- The Washington Times - Wednesday, May 30, 2012

A bicyclist who was struck by a motorist in the District last year in a highly publicized crash said efforts to prosecute the driver have been stymied because the man has not shown up for court and has not been arrested on the outstanding bench warrant issued in the case.

“We’re nine months since it happened, and he’s driving and free. It seems to me there should be repercussions for cursing and running into someone on the road,” Evan Wilder said Wednesday after testifying before a D.C. Council committee on pedestrian and bike safety.

Mr. Wilder’s helmet-mounted video camera captured his Aug. 31 crash, and the video went viral after it was posted online. The video shows a driver yelling out of his truck’s passenger-side window at the cyclist as he rides down Rhode Island Avenue Northeast and then swerves toward him, striking Mr. Wilder’s bike and sending Mr. Wilder tumbling to the concrete.



According to court documents filed in D.C. Superior Court in the case, a bench warrant was issued for the owner of the Toyota Tacoma truck, John W. Diehl, after police tracked the truck’s license plate number.

Judicial summonses were mailed to Mr. Diehl for hearings scheduled in February and March. But the summonses could not be delivered, and Mr. Diehl did not appear for the hearings, according to court records. As a result, a bench warrant was issued for his arrest March 29 but has yet to be served.

Reached on Wednesday by phone, 56-year-old Mr. Diehl said he had no idea he had been summoned to court and denied being involved in the accident.

“This is all news to me,” he said. “I never hit anyone. If I had a bench warrant, I would turn myself in.”
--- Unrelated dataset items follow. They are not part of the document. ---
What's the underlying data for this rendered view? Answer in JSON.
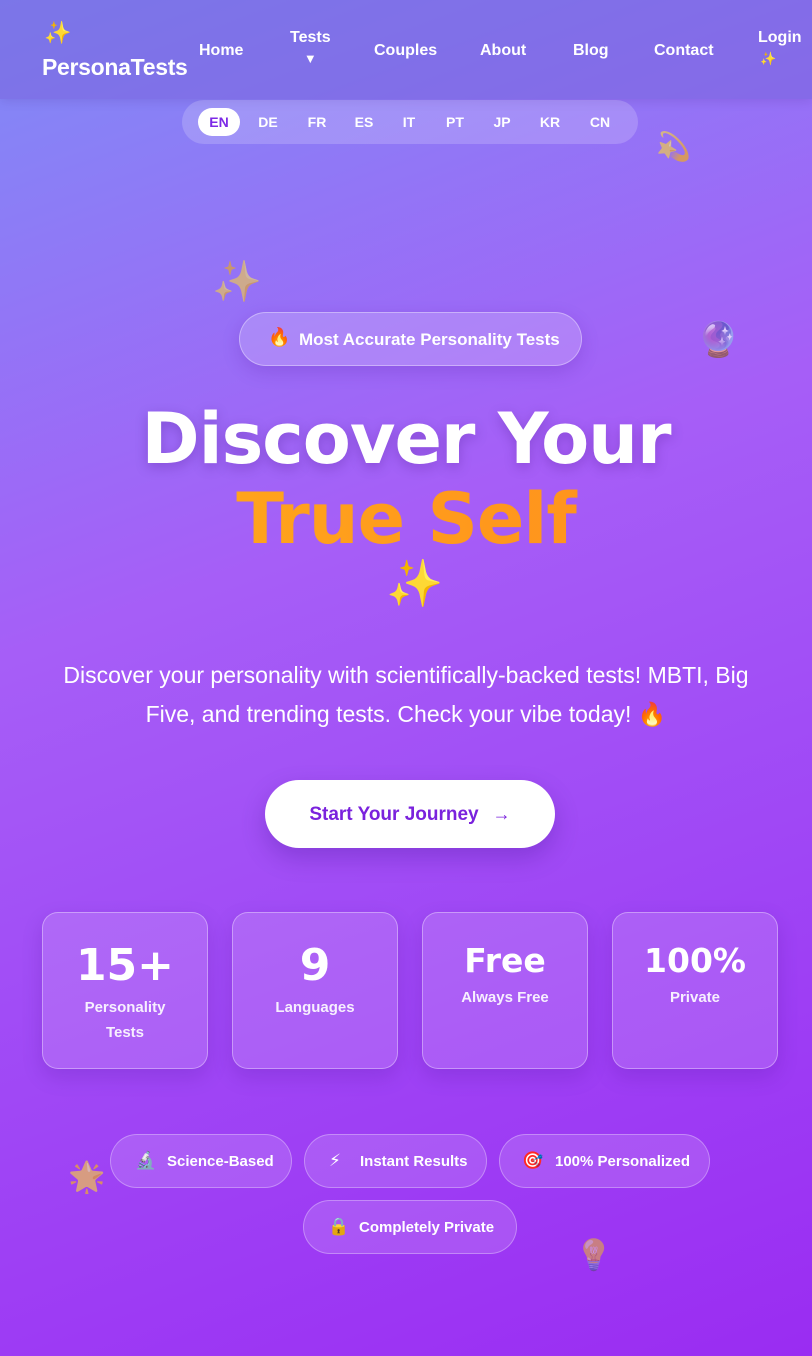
{
  "header": {
    "logo_icon": "✨",
    "logo_text": "PersonaTests",
    "nav": {
      "home": "Home",
      "tests": "Tests",
      "tests_caret": "▼",
      "couples": "Couples",
      "about": "About",
      "blog": "Blog",
      "contact": "Contact",
      "login": "Login",
      "login_icon": "✨"
    }
  },
  "languages": {
    "items": [
      "EN",
      "DE",
      "FR",
      "ES",
      "IT",
      "PT",
      "JP",
      "KR",
      "CN"
    ],
    "selected": "EN"
  },
  "hero": {
    "badge_icon": "🔥",
    "badge_text": "Most Accurate Personality Tests",
    "title_line1": "Discover Your",
    "title_line2": "True Self",
    "title_icon": "✨",
    "subtitle": "Discover your personality with scientifically-backed tests! MBTI, Big Five, and trending tests. Check your vibe today! 🔥",
    "cta_label": "Start Your Journey",
    "cta_arrow": "→"
  },
  "stats": [
    {
      "value": "15+",
      "label": "Personality Tests"
    },
    {
      "value": "9",
      "label": "Languages"
    },
    {
      "value": "Free",
      "label": "Always Free"
    },
    {
      "value": "100%",
      "label": "Private"
    }
  ],
  "features": [
    {
      "icon": "🔬",
      "label": "Science-Based"
    },
    {
      "icon": "⚡",
      "label": "Instant Results"
    },
    {
      "icon": "🎯",
      "label": "100% Personalized"
    },
    {
      "icon": "🔒",
      "label": "Completely Private"
    }
  ],
  "decorations": {
    "sparkle_left": "✨",
    "crystal_ball": "🔮",
    "ring": "💫",
    "star": "🌟",
    "bulb": "💡"
  },
  "colors": {
    "accent": "#7c2ae6",
    "title_highlight": "#ffa215"
  }
}
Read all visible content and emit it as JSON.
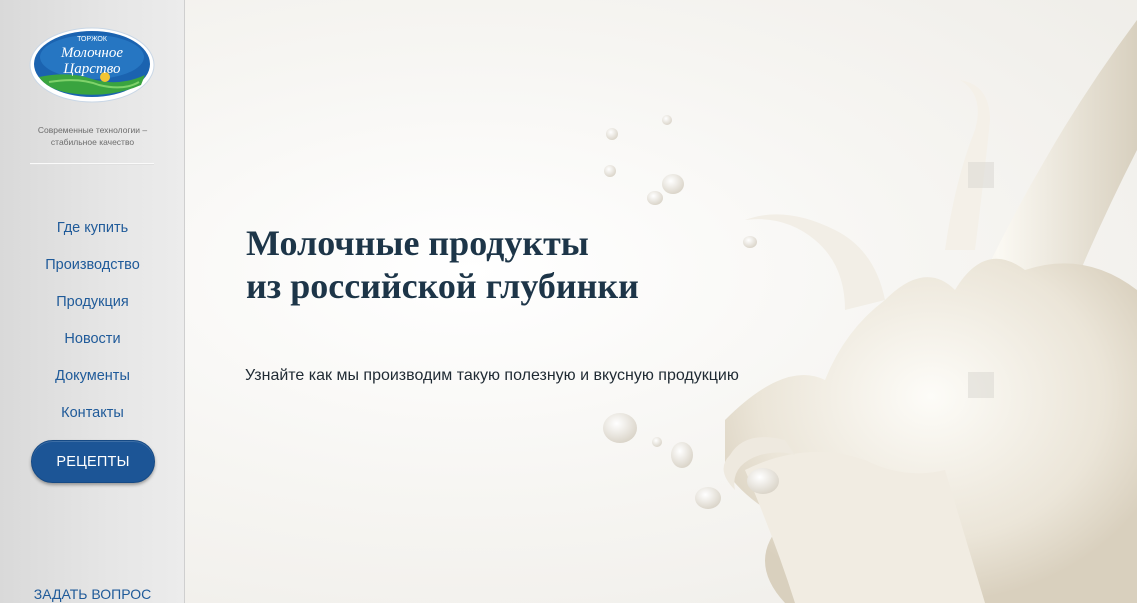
{
  "sidebar": {
    "logo": {
      "top_text": "ТОРЖОК",
      "main_line1": "Молочное",
      "main_line2": "Царство"
    },
    "tagline_line1": "Современные технологии –",
    "tagline_line2": "стабильное качество",
    "nav": [
      {
        "label": "Где купить"
      },
      {
        "label": "Производство"
      },
      {
        "label": "Продукция"
      },
      {
        "label": "Новости"
      },
      {
        "label": "Документы"
      },
      {
        "label": "Контакты"
      }
    ],
    "recipes_label": "РЕЦЕПТЫ",
    "ask_label": "ЗАДАТЬ ВОПРОС"
  },
  "hero": {
    "title_line1": "Молочные продукты",
    "title_line2": "из российской глубинки",
    "subtitle": "Узнайте как мы производим такую полезную и вкусную продукцию"
  },
  "colors": {
    "accent": "#1c5596",
    "nav_link": "#1f5a99",
    "sidebar_bg": "#e0e0e0",
    "title": "#1d3548"
  }
}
Police inspected Mr. Diehl’s truck in September, about two weeks after the crash, and noted a small dent on the rear passenger-side fender, according to court documents.

Mr. Diehl, of Northeast, said Wednesday that no one else drives his truck.

A spokesman for the District’s attorney general said Mr. Diehl will be formally charged with leaving the scene after a collision causing personal injury and leaving the scene after a collision causing property damage when he appears in court.

The lingering prosecution thus far underscores the uphill battle cyclists face as they push for safer roadways, Mr. Wilder said.

“All signs from my case are pointing to the fact you can be assaulted on the road,” he said.

At Wednesday’s hearing before the Committee on the Judiciary, Mr. Wilder was one of several people who testified about pedestrian and bicycle safety as well as police enforcement of traffic laws.

“I’m a little frustrated that the prosecution has not been more vigorous,” council member Phil Mendelson, at-large Democrat, said at the hearing. “Through prosecution we will begin to impact behavior.”

Police officials who also testified at the hearing said the department is still working to boost officer education and training with regard to the enforcement of traffic laws relating to bicycle- and pedestrian-related crashes and ticketing.

The number of both pedestrian- and bicyclist-involved crashes are down this year, and just six traffic deaths have been reported, Metropolitan Police Department Assistant Chief Lamar Greene said.

“Now we have a consistent approach across the Metropolitan Police Department,” Chief Greene said. “I believe the statistics are showing some advances.”